It was the inevitable force clashing against object. When the slow, firm rap on metal came, Nicolas closed the report gently, laying it on and squaring it to the desk with a finger drawn down its spine. He had already witnessed her entrance, and how this conversation would start, much like so many others had.
"Professor Reuel,” she spoke with a voice that projected authority, and always pleasant, tinged with the rasp that accompanies age.

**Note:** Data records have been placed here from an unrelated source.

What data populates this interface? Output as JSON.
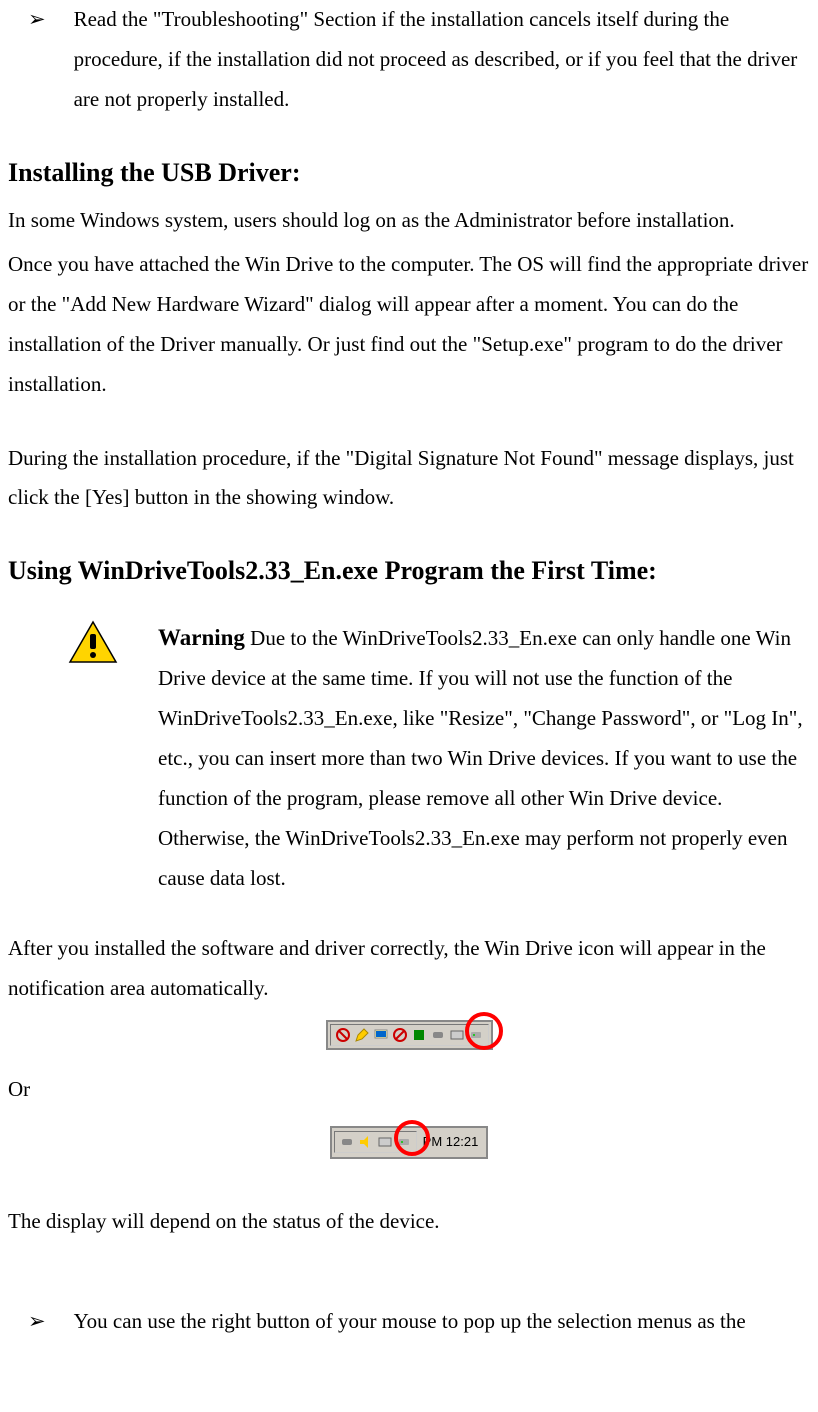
{
  "bullet1": "Read the \"Troubleshooting\" Section if the installation cancels itself during the procedure, if the installation did not proceed as described, or if you feel that the driver are not properly installed.",
  "heading1": "Installing the USB Driver:",
  "para1": "In some Windows system, users should log on as the Administrator before installation.",
  "para2": "Once you have attached the Win Drive to the computer. The OS will find the appropriate driver or the \"Add New Hardware Wizard\" dialog will appear after a moment. You can do the installation of the Driver manually. Or just find out the \"Setup.exe\" program to do the driver installation.",
  "para3": "During the installation procedure, if the \"Digital Signature Not Found\" message displays, just click the [Yes] button in the showing window.",
  "heading2": "Using WinDriveTools2.33_En.exe Program the First Time:",
  "warning_label": "Warning",
  "warning_text": "Due to the WinDriveTools2.33_En.exe can only handle one Win Drive device at the same time. If you will not use the function of the WinDriveTools2.33_En.exe, like \"Resize\", \"Change Password\", or \"Log In\", etc., you can insert more than two Win Drive devices. If you want to use the function of the program, please remove all other Win Drive device. Otherwise, the WinDriveTools2.33_En.exe may perform not properly even cause data lost.",
  "para4": "After you installed the software and driver correctly, the Win Drive icon will appear in the notification area automatically.",
  "or_text": "Or",
  "clock_text": "PM 12:21",
  "para5": "The display will depend on the status of the device.",
  "bullet2": "You can use the right button of your mouse to pop up the selection menus as the"
}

“Dean Williams…” Two freaking words and he was brushing Dorito crumbs off his desk and wishing he had dressed better than a blue, plaid flannel shirt with jeans and loafers. “That was quite a lecture this morning.”
“I’m glad you liked it.”
She overlooked this bit of petulance. Taking a few steps deeper into his domain, the dean lingered next to a short stack of papers on the desk, semester notices and other pedestrian matters that kicked off the new school year, and on top of it all rested an odd little silver shell. Not a conch or anything you would get from the sea or a thing you would even want to fashion silver into, a simple mollusk shell. “Nicolas...I’ve always wondered where you got this paperweight. I’ve never seen anything like it.” She was handling the shell before he realized it, tracing a finger across its fine ridges, which caused it to rotate slightly in the palm of her hand. “It’s so delicate. The craftsmanship is exquisite.”

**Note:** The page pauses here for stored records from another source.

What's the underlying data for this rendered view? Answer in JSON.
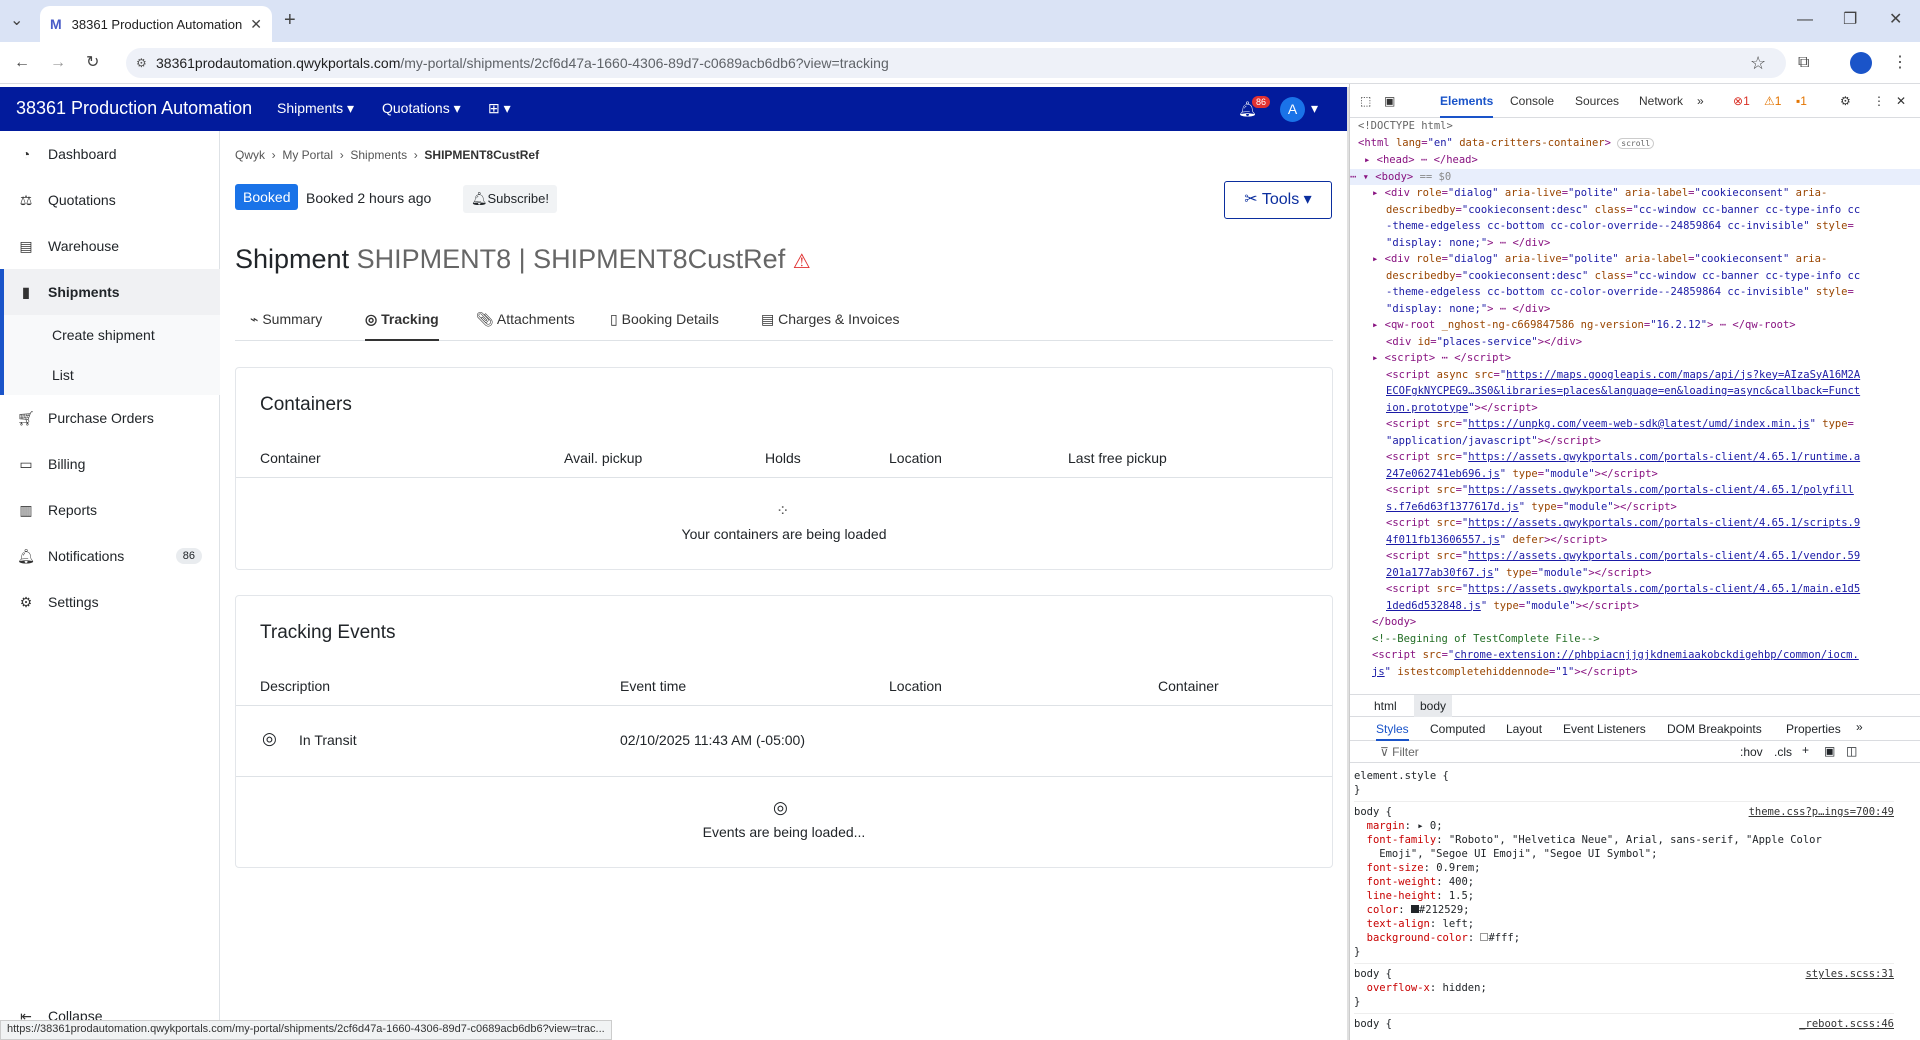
{
  "browser": {
    "tab_title": "38361 Production Automation",
    "url_host": "38361prodautomation.qwykportals.com",
    "url_path": "/my-portal/shipments/2cf6d47a-1660-4306-89d7-c0689acb6db6?view=tracking",
    "status_url": "https://38361prodautomation.qwykportals.com/my-portal/shipments/2cf6d47a-1660-4306-89d7-c0689acb6db6?view=trac..."
  },
  "header": {
    "brand": "38361 Production Automation",
    "nav": [
      "Shipments",
      "Quotations"
    ],
    "notif_count": "86",
    "avatar": "A"
  },
  "sidebar": {
    "items": [
      {
        "label": "Dashboard",
        "icon": "dashboard-icon"
      },
      {
        "label": "Quotations",
        "icon": "scale-icon"
      },
      {
        "label": "Warehouse",
        "icon": "warehouse-icon"
      },
      {
        "label": "Shipments",
        "icon": "book-icon"
      },
      {
        "label": "Purchase Orders",
        "icon": "cart-icon"
      },
      {
        "label": "Billing",
        "icon": "billing-icon"
      },
      {
        "label": "Reports",
        "icon": "chart-icon"
      },
      {
        "label": "Notifications",
        "icon": "bell-icon",
        "badge": "86"
      },
      {
        "label": "Settings",
        "icon": "gear-icon"
      }
    ],
    "sub": [
      "Create shipment",
      "List"
    ],
    "collapse": "Collapse"
  },
  "main": {
    "breadcrumb": [
      "Qwyk",
      "My Portal",
      "Shipments",
      "SHIPMENT8CustRef"
    ],
    "status": "Booked",
    "booked_time": "Booked 2 hours ago",
    "subscribe": "Subscribe!",
    "tools": "Tools",
    "title_prefix": "Shipment",
    "title_id": "SHIPMENT8 | SHIPMENT8CustRef",
    "tabs": [
      "Summary",
      "Tracking",
      "Attachments",
      "Booking Details",
      "Charges & Invoices"
    ],
    "containers": {
      "title": "Containers",
      "cols": [
        "Container",
        "Avail. pickup",
        "Holds",
        "Location",
        "Last free pickup"
      ],
      "loading": "Your containers are being loaded"
    },
    "events": {
      "title": "Tracking Events",
      "cols": [
        "Description",
        "Event time",
        "Location",
        "Container"
      ],
      "row": {
        "desc": "In Transit",
        "time": "02/10/2025 11:43 AM (-05:00)"
      },
      "loading": "Events are being loaded..."
    }
  },
  "devtools": {
    "tabs": [
      "Elements",
      "Console",
      "Sources",
      "Network"
    ],
    "errors": "1",
    "warnings": "1",
    "issues": "1",
    "crumbs": [
      "html",
      "body"
    ],
    "style_tabs": [
      "Styles",
      "Computed",
      "Layout",
      "Event Listeners",
      "DOM Breakpoints",
      "Properties"
    ],
    "filter": "Filter",
    "hov": ":hov",
    "cls": ".cls"
  }
}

“I’ve had it since I was a child. To be honest, I don’t remember how I came across it.” His was an affected calm.
“Something like this? You must be joking.”

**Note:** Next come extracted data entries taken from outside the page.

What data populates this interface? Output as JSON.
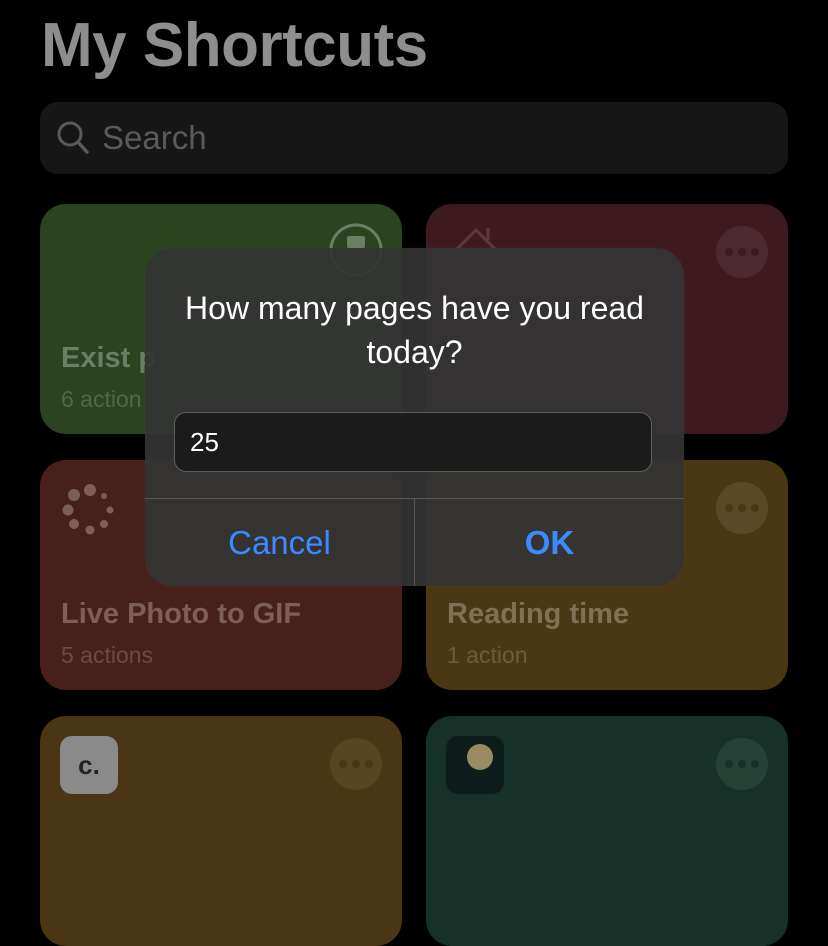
{
  "header": {
    "title": "My Shortcuts"
  },
  "search": {
    "placeholder": "Search",
    "icon": "search-icon"
  },
  "shortcuts": [
    {
      "name": "Exist p",
      "actions": "6 action",
      "color": "#2a441f"
    },
    {
      "name": "",
      "actions": "",
      "color": "#3c1a20"
    },
    {
      "name": "Live Photo to GIF",
      "actions": "5 actions",
      "color": "#48201b"
    },
    {
      "name": "Reading time",
      "actions": "1 action",
      "color": "#4a3814"
    },
    {
      "name": "",
      "actions": "",
      "color": "#4a3514",
      "icon_text": "c."
    },
    {
      "name": "",
      "actions": "",
      "color": "#163228"
    }
  ],
  "alert": {
    "message": "How many pages have you read today?",
    "input_value": "25",
    "cancel_label": "Cancel",
    "ok_label": "OK",
    "button_color": "#3c8aff"
  }
}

“I wish I was...I don’t suppose how I could have forgotten.” His eyes had never left the shell. There was an apprehension about it, as if all his work was about to be stolen away from him. The Dean returned the shell to its place on top of a three day family package for Disneyland. It was right there.
“Nicolas, I don’t want to have this conversation again.”
“It’s my responsibility to.”
“And what should I be doing with these kids? What should everyone involved with their education be doing? Teaching them how to think!” Nicolas emphasized his point by hammering his desk. He was not going to sit through another one of these, and so he paced his side of the room. The Dean stood with arms crossed, unmoved on hers.
“Yes, I agree. Is that what you’re doing? No, you are undermining your very reason for being here.”
“And why not?!?”
“Because, this is not a philosophy course and you are no Aristotle. You work in the physics department, and we have a job to do. How many times have we done this?”
“We’re all offshoots of the same trunk.”
“And, to use your analogy, you want to pull us all out by the roots, for what…attention? I think I remember someone talking about too much ego in science.”
“There is more than enough deadwood to prune off beforehand.”
“Funny, there are a few people around here that would agree-”
“And that’s a good thing!”
“-that there is some dead wood around here that needs removed.”
“Then get rid of them!” Both palms hit the desktop, and he leaned over against it as if he were attempting push the desk out the door, and her with it.
“Look, Nicolas, you need do what we all do, conduct research, write papers, convince people of the validity of your theories and then you can tell your class about it.”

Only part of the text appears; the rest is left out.